Let's go over hedge fund activity in other stocks similar to Cardinal Health, Inc. (NYSE:CAH). These stocks are Albemarle Corporation (NYSE:ALB), Live Nation Entertainment, Inc. (NYSE:LYV), The AES Corporation (NYSE:AES), KB Financial Group, Inc. (NYSE:KB), Lyft, Inc. (NASDAQ:LYFT), MGM Resorts International (NYSE:MGM), and Darden Restaurants, Inc. (NYSE:DRI). This group of stocks' market caps are similar to CAH's market cap.
[table] Ticker, No of HFs with positions, Total Value of HF Positions (x1000), Change in HF Position ALB,21,126278,-6 LYV,46,1629672,-4 AES,38,900730,6 KB,5,42629,-1 LYFT,52,1166503,20 MGM,44,2171039,3 DRI,42,1410846,1 Average,35.4,1063957,2.7 [/table]
View table here if you experience formatting issues.
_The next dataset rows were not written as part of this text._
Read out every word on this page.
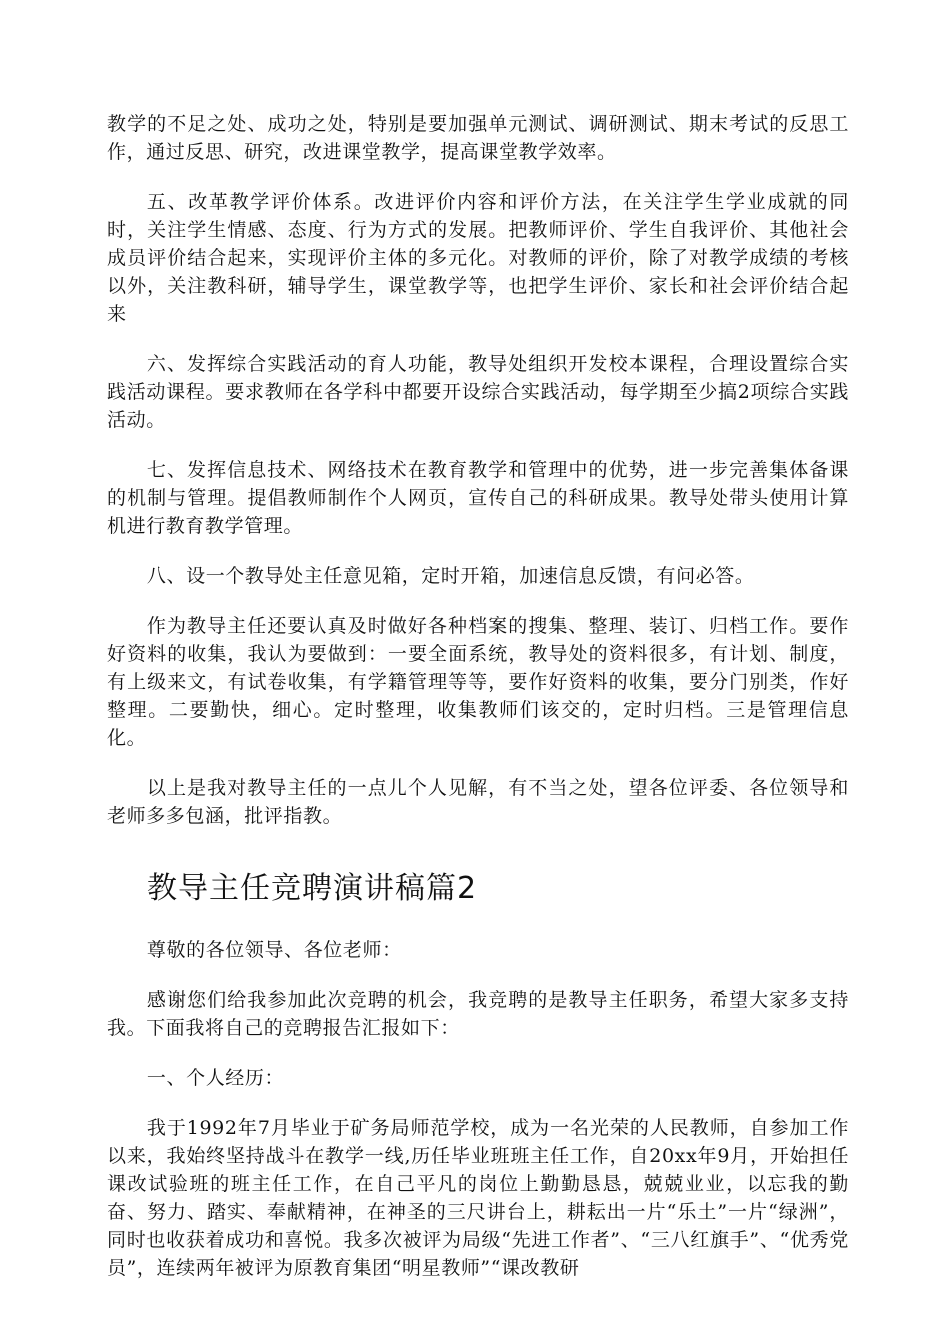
教学的不足之处、成功之处，特别是要加强单元测试、调研测试、期末考试的反思工作，通过反思、研究，改进课堂教学，提高课堂教学效率。

五、改革教学评价体系。改进评价内容和评价方法，在关注学生学业成就的同时，关注学生情感、态度、行为方式的发展。把教师评价、学生自我评价、其他社会成员评价结合起来，实现评价主体的多元化。对教师的评价，除了对教学成绩的考核以外，关注教科研，辅导学生，课堂教学等，也把学生评价、家长和社会评价结合起来

六、发挥综合实践活动的育人功能，教导处组织开发校本课程，合理设置综合实践活动课程。要求教师在各学科中都要开设综合实践活动，每学期至少搞2项综合实践活动。

七、发挥信息技术、网络技术在教育教学和管理中的优势，进一步完善集体备课的机制与管理。提倡教师制作个人网页，宣传自己的科研成果。教导处带头使用计算机进行教育教学管理。

八、设一个教导处主任意见箱，定时开箱，加速信息反馈，有问必答。

作为教导主任还要认真及时做好各种档案的搜集、整理、装订、归档工作。要作好资料的收集，我认为要做到：一要全面系统，教导处的资料很多，有计划、制度，有上级来文，有试卷收集，有学籍管理等等，要作好资料的收集，要分门别类，作好整理。二要勤快，细心。定时整理，收集教师们该交的，定时归档。三是管理信息化。

以上是我对教导主任的一点儿个人见解，有不当之处，望各位评委、各位领导和老师多多包涵，批评指教。

教导主任竞聘演讲稿篇2

尊敬的各位领导、各位老师：

感谢您们给我参加此次竞聘的机会，我竞聘的是教导主任职务，希望大家多支持我。下面我将自己的竞聘报告汇报如下：

一、个人经历：

我于1992年7月毕业于矿务局师范学校，成为一名光荣的人民教师，自参加工作以来，我始终坚持战斗在教学一线,历任毕业班班主任工作，自20xx年9月，开始担任课改试验班的班主任工作，在自己平凡的岗位上勤勤恳恳，兢兢业业，以忘我的勤奋、努力、踏实、奉献精神，在神圣的三尺讲台上，耕耘出一片“乐土”一片“绿洲”，同时也收获着成功和喜悦。我多次被评为局级“先进工作者”、“三八红旗手”、“优秀党员”，连续两年被评为原教育集团“明星教师”“课改教研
As you can see these stocks had an average of 35.4 hedge funds with bullish positions and the average amount invested in these stocks was $1064 million. That figure was $1142 million in CAH's case. Lyft, Inc. (NASDAQ:LYFT) is the most popular stock in this table. On the other hand KB Financial Group, Inc. (NYSE:KB) is the least popular one with only 5 bullish hedge fund positions. Cardinal Health, Inc. (NYSE:CAH) is not the most popular stock in this group but hedge fund interest is still above average. Our overall hedge fund sentiment score for CAH is 85.8. Stocks with higher number of hedge fund positions relative to other stocks as well as relative to their historical range receive a higher sentiment score. Our calculations showed that top 10 most popular stocks among hedge funds returned 90.7% in 2019 and 2020, and outperformed the S&P 500 ETF (SPY) by 35 percentage points. These stocks gained 13.6% in 2021 through April 30th and still beat the market by 1.6 percentage points. Hedge funds were also right about betting on CAH, though not to the same extent, as the stock returned 13.5% since Q4 (through April 30th) and outperformed the market as well.